云雨完毕,黑暗中,他斜靠在床堵上,而她侧卧在他身边,用一只手支着脑袋看着他。突然她噘着嘴,想吻他。他不爱她,也不跟她接吻,他把头转向一边,她要强吻,他拨开她的头,无情地说游戏结束了。她叫着他的名字,不停地诉说:“你就不能试着接受接受我吗?求你啦,求你啦,要不然你别走,我给你当奴隶......”她在他面前没有尊严,她不要尊严,她要他的身体,她迷恋他的身体,一刻也不想离开。
他翻个身,背对着她,纹丝不动,默默无语。她哭腔的请求着,可是他感觉她变得莫名其妙。他不理她,她的祈求变成了小声的抽泣。她忘了蛋蛋是不可能要她,他跟她吵都吵不起来,他们一直做的都是游戏,这原本是她的意思。
回村第三天一早,胜男一家回台湾,老师的工作事关学生未来,小雪也得学习,招娣还想再呆一阵子,陪陪两个老人,她现在明白了一点“子欲养而亲不待”。

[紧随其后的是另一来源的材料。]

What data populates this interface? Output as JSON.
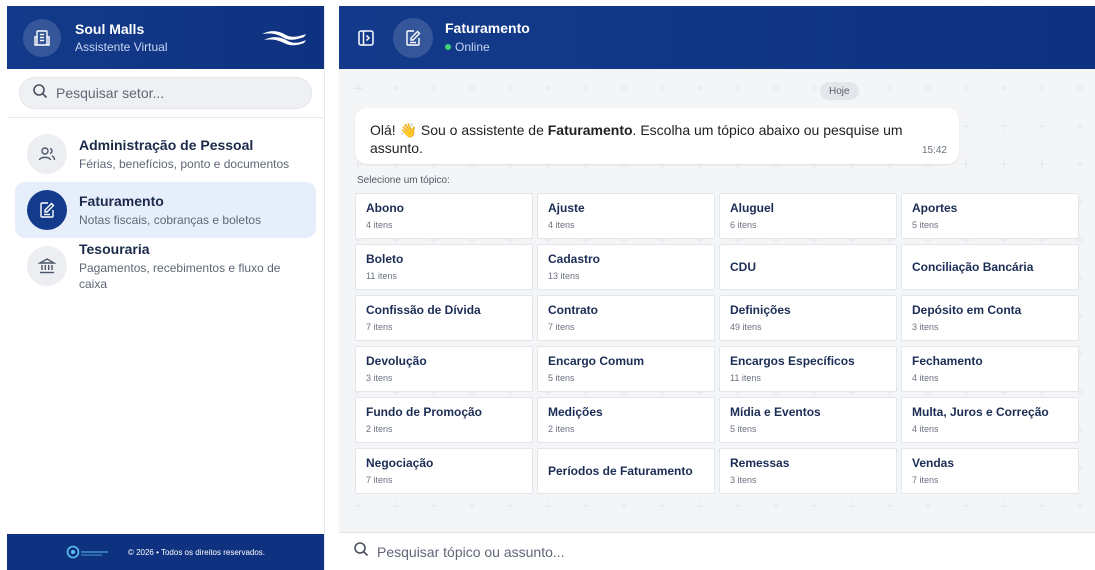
{
  "sidebar": {
    "title": "Soul Malls",
    "subtitle": "Assistente Virtual",
    "search_placeholder": "Pesquisar setor...",
    "items": [
      {
        "name": "Administração de Pessoal",
        "desc": "Férias, benefícios, ponto e documentos",
        "icon": "users-icon",
        "active": false
      },
      {
        "name": "Faturamento",
        "desc": "Notas fiscais, cobranças e boletos",
        "icon": "edit-document-icon",
        "active": true
      },
      {
        "name": "Tesouraria",
        "desc": "Pagamentos, recebimentos e fluxo de caixa",
        "icon": "bank-icon",
        "active": false
      }
    ],
    "footer_text": "© 2026 • Todos os direitos reservados."
  },
  "chat_header": {
    "title": "Faturamento",
    "status": "Online"
  },
  "chat": {
    "day_badge": "Hoje",
    "message_prefix": "Olá! 👋 Sou o assistente de ",
    "message_bold": "Faturamento",
    "message_suffix": ". Escolha um tópico abaixo ou pesquise um assunto.",
    "message_time": "15:42",
    "select_label": "Selecione um tópico:",
    "search_placeholder": "Pesquisar tópico ou assunto..."
  },
  "topics": [
    {
      "name": "Abono",
      "count": "4 itens"
    },
    {
      "name": "Ajuste",
      "count": "4 itens"
    },
    {
      "name": "Aluguel",
      "count": "6 itens"
    },
    {
      "name": "Aportes",
      "count": "5 itens"
    },
    {
      "name": "Boleto",
      "count": "11 itens"
    },
    {
      "name": "Cadastro",
      "count": "13 itens"
    },
    {
      "name": "CDU",
      "count": ""
    },
    {
      "name": "Conciliação Bancária",
      "count": ""
    },
    {
      "name": "Confissão de Dívida",
      "count": "7 itens"
    },
    {
      "name": "Contrato",
      "count": "7 itens"
    },
    {
      "name": "Definições",
      "count": "49 itens"
    },
    {
      "name": "Depósito em Conta",
      "count": "3 itens"
    },
    {
      "name": "Devolução",
      "count": "3 itens"
    },
    {
      "name": "Encargo Comum",
      "count": "5 itens"
    },
    {
      "name": "Encargos Específicos",
      "count": "11 itens"
    },
    {
      "name": "Fechamento",
      "count": "4 itens"
    },
    {
      "name": "Fundo de Promoção",
      "count": "2 itens"
    },
    {
      "name": "Medições",
      "count": "2 itens"
    },
    {
      "name": "Mídia e Eventos",
      "count": "5 itens"
    },
    {
      "name": "Multa, Juros e Correção",
      "count": "4 itens"
    },
    {
      "name": "Negociação",
      "count": "7 itens"
    },
    {
      "name": "Períodos de Faturamento",
      "count": ""
    },
    {
      "name": "Remessas",
      "count": "3 itens"
    },
    {
      "name": "Vendas",
      "count": "7 itens"
    }
  ],
  "colors": {
    "primary": "#0f3280",
    "active_bg": "#e6eefb",
    "online": "#3fd27a"
  }
}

蛋蛋也明白了“子欲养而亲不待”,他坐在墓旁的土坡上,反省着。对于这个即是大伯,又是父亲的人,蛋蛋的感觉很奇特。陈明是爱他的,可是却不知怎么跟他相处,他们中间隔着一个招娣。他想尽一份父亲的责任,偷偷做了很多,可老感到自己没能做好,他又是懊悔的,更主要的是蛋蛋不能在他身边,他们缺少沟通,而蛋蛋偏偏是一个藏着掖着的人,他的很多事都怕别人知道似的,也许是这样,他们好像不够亲热。一个四处依靠别人讨生活的孩子,你能要求他什么呢?他还是一个孩子的时候,对于人这种生物,他就感到害怕,更不用说跟别人沟通,他唯一想到的是把自己隐藏起来,他最先喜欢的是黑夜,黑漆漆的,指望别人都看不见他,那样他才觉得安全。
蛋蛋买过一把刮胡刀,可是就是不知道怎么送给他,到现在刮胡刀只能放在墓碑前。想起这些,蛋蛋心里感到一阵懊悔,他们父子应该常坐坐,多多沟通。

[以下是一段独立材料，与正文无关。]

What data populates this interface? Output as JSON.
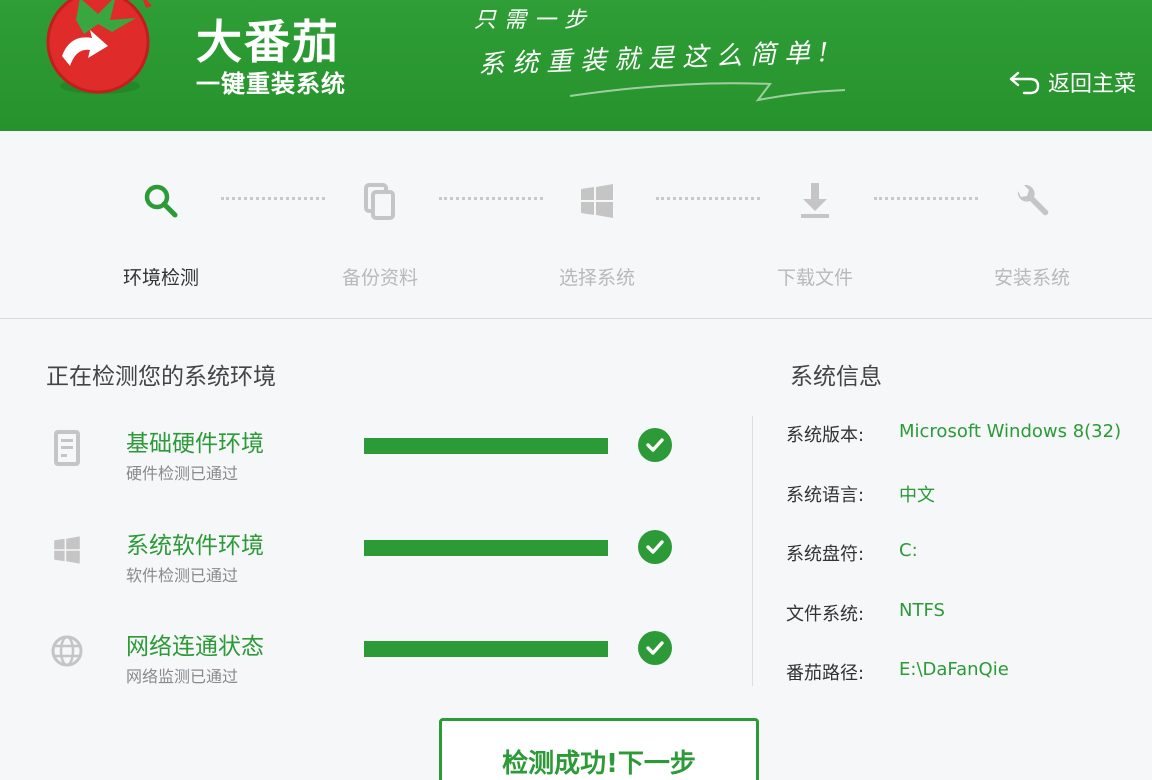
{
  "header": {
    "brand_name": "大番茄",
    "brand_sub": "一键重装系统",
    "slogan_line1": "只需一步",
    "slogan_line2": "系统重装就是这么简单!",
    "back_label": "返回主菜"
  },
  "steps": [
    {
      "label": "环境检测",
      "icon": "search-icon",
      "active": true
    },
    {
      "label": "备份资料",
      "icon": "copy-icon",
      "active": false
    },
    {
      "label": "选择系统",
      "icon": "windows-icon",
      "active": false
    },
    {
      "label": "下载文件",
      "icon": "download-icon",
      "active": false
    },
    {
      "label": "安装系统",
      "icon": "wrench-icon",
      "active": false
    }
  ],
  "detect": {
    "title": "正在检测您的系统环境",
    "items": [
      {
        "title": "基础硬件环境",
        "subtitle": "硬件检测已通过",
        "icon": "hardware-icon",
        "progress": 1.0,
        "status": "passed"
      },
      {
        "title": "系统软件环境",
        "subtitle": "软件检测已通过",
        "icon": "windows-icon",
        "progress": 1.0,
        "status": "passed"
      },
      {
        "title": "网络连通状态",
        "subtitle": "网络监测已通过",
        "icon": "globe-icon",
        "progress": 1.0,
        "status": "passed"
      }
    ]
  },
  "system_info": {
    "title": "系统信息",
    "rows": [
      {
        "key": "系统版本:",
        "value": "Microsoft Windows 8(32)"
      },
      {
        "key": "系统语言:",
        "value": "中文"
      },
      {
        "key": "系统盘符:",
        "value": "C:"
      },
      {
        "key": "文件系统:",
        "value": "NTFS"
      },
      {
        "key": "番茄路径:",
        "value": "E:\\DaFanQie"
      }
    ]
  },
  "next_button": {
    "label": "检测成功!下一步"
  },
  "colors": {
    "brand_green": "#2b9a37",
    "header_green": "#2f9e36",
    "logo_red": "#e02b2b"
  }
}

蛋蛋说:“阿爸,对不起,原谅我的不懂事,原谅我的任性。现在我多想跟您坐坐,喝点酒,说说话!不过,我又不得不出去一段时间,回来我再跟您做解释,阿爸,想想我这一辈子怎么那么像追日的夸父啊!最早是外公,没追上,接下来是阿姆,又没追上,再接下来是花儿,花儿!您的儿媳。可是......我已经打算叫您阿爸了,阿爸,是不是我不懂得什么是爱?!”蛋蛋埋头,哭了,在阿姆的坟旁,蛋蛋总是很脆弱。似乎陈明正在拍着蛋蛋的后背,安慰说:“你爱你阿姆,你也爱我,也怨我,我相信你,儿子,你是爱我的。”
回村的第5天,蛋蛋在陈明的坟墓旁边造了一个新坟,墓碑上刻着“祭奠我死去的爱情”。这是一个什么坟,真奇怪,大真不敢问,怕蛋蛋不高兴了,或者问了不该问的。花儿也不敢问,她怕问出个不合适。
第5天下午,蛋蛋坐飞机先回台北,台北那儿还有个老人要照看,活人更重要。几张废纸和塑料袋被小小的卷风卷起来,跟在车的后头,转了几个圈。蛋蛋得回趟香林村,出远门之前,他得跟老鬼头说说,跟乔丹他们、胜男一家道个别。他不跟大真她们一起,表示他跟她们的关系从此终结。
以前不喜欢这个地方,现在突然想到有可能要长久的离开它了,却突然来了些情绪,心里有沙沙的感觉,人是熟透的西瓜呀!奇怪的生物!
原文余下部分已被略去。